= Caribbean Petroleum Corporation =

Oil company in Puerto Rico

Caribbean Petroleum Corporation (CAPECO) is an oil company in Puerto Rico which owned an oil refinery in Bayamón having a capacity of 48 koilbbl/d. In addition, it operated 70 service stations in Puerto Rico under the Gulf Oil brand name. On October 23, 2009, an explosion took place in the decommissioned refinery that destroyed most of the facility. The company was sold in 2011 to Puma Energy.

==History==
Caribbean Petroleum was incorporated in 1987 through the merger of Caribbean Gulf Refining Corp., Gulf Petroleum S.A., and Compañía Petrolera Chevron, Inc. The partners in the business were Israeli industrialist Gad Zeevi and Swiss businessman Michael Florsheim. On 7 January 1995 the company's Morris J. Berman ship ran aground off Escambrón Beach, San Juan and spilt 800,000 barrels of oil.

The Bayamón refinery began operations in 1955 and was acquired by Gulf
Oil Corporation in 1962 and by Chevron Corporation in 1984 before passing to Caribbean Petroleum Corporation. The Bayamón refinery was shut down in April 1995 due to unprofitable margins, but reopened the next year. It output 48,000 barrels per day until 2000 when it closed.

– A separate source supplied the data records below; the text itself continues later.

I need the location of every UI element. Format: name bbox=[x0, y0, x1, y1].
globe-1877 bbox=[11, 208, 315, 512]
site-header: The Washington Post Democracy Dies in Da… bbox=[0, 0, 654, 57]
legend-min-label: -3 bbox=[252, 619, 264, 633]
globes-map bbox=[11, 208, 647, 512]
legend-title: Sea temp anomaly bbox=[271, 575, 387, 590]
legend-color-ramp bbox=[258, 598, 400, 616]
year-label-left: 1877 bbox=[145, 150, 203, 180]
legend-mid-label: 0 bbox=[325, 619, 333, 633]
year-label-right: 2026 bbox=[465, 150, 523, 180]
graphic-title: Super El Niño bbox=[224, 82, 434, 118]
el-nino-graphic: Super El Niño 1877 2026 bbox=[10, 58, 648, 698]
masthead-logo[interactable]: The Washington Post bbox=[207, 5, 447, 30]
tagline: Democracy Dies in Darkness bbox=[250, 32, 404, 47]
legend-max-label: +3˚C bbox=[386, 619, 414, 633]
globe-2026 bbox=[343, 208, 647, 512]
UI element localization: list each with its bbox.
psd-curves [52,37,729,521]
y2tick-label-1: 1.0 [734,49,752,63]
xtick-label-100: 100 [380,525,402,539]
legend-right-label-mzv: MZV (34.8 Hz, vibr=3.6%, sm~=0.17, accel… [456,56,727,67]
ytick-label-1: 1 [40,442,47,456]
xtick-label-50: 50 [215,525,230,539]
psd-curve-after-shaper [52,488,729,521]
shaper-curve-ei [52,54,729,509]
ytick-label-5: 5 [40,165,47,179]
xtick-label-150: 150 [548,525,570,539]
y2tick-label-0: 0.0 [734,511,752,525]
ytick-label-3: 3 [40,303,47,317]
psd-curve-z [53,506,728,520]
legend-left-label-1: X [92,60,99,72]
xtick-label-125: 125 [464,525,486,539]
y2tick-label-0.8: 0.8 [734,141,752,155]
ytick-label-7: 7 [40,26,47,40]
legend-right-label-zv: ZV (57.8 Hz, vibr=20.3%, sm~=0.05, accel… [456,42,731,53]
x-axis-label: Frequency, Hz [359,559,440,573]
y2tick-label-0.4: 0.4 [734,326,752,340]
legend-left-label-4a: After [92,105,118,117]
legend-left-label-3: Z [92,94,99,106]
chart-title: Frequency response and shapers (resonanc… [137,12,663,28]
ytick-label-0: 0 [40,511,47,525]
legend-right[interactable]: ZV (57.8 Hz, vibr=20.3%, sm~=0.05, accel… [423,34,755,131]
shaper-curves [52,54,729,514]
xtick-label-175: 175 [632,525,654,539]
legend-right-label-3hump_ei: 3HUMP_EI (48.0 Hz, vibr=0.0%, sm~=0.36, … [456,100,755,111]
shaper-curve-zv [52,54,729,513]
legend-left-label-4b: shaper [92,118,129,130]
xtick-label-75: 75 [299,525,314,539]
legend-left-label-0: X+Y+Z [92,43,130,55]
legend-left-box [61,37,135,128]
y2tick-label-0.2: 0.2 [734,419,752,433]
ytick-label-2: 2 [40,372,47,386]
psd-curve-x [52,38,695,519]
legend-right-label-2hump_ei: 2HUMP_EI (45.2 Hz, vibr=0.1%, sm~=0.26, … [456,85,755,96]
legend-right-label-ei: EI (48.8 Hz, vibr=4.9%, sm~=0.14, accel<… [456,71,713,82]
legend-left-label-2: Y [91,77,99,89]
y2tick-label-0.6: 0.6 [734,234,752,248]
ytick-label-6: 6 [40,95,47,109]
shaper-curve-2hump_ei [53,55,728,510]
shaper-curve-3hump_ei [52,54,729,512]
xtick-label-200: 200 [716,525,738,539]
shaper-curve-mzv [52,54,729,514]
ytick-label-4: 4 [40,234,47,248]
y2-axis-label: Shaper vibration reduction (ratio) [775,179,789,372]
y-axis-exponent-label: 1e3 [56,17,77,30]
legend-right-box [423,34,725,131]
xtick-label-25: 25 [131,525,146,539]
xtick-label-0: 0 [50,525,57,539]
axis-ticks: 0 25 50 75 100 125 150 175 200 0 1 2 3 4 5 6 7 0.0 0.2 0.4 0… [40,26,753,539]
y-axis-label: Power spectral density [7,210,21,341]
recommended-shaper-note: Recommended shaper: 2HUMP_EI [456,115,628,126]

The company filed for bankruptcy in 2001 and was reorganized in 2003 to operate solely in oil storage and distribution, from 170 service stations (branded as Gulf). The refinery became an oil depot and loading dock.

==Explosion and bankruptcy ==

On October 23, 2009, one of the tanks in the decommissioned refinery exploded due to a faulty gauge, leading to a massive fire that destroyed most of the facility. As a result, the company filed for bankruptcy.

The company field for chapter 11 bankruptcy protection in August 2010. The assets of the Caribbean Petroleum Corporation were purchased by Puma Energy Caribe, a subsidiary of Puma Energy, in a $82 million deal that completed in May 2011. The assets included 147 service stations as well as fuel storage facilities and land and docks at Bayamón and Cataño. As part of the deal Puma agreed to remediate land around the service stations and at Bayamón.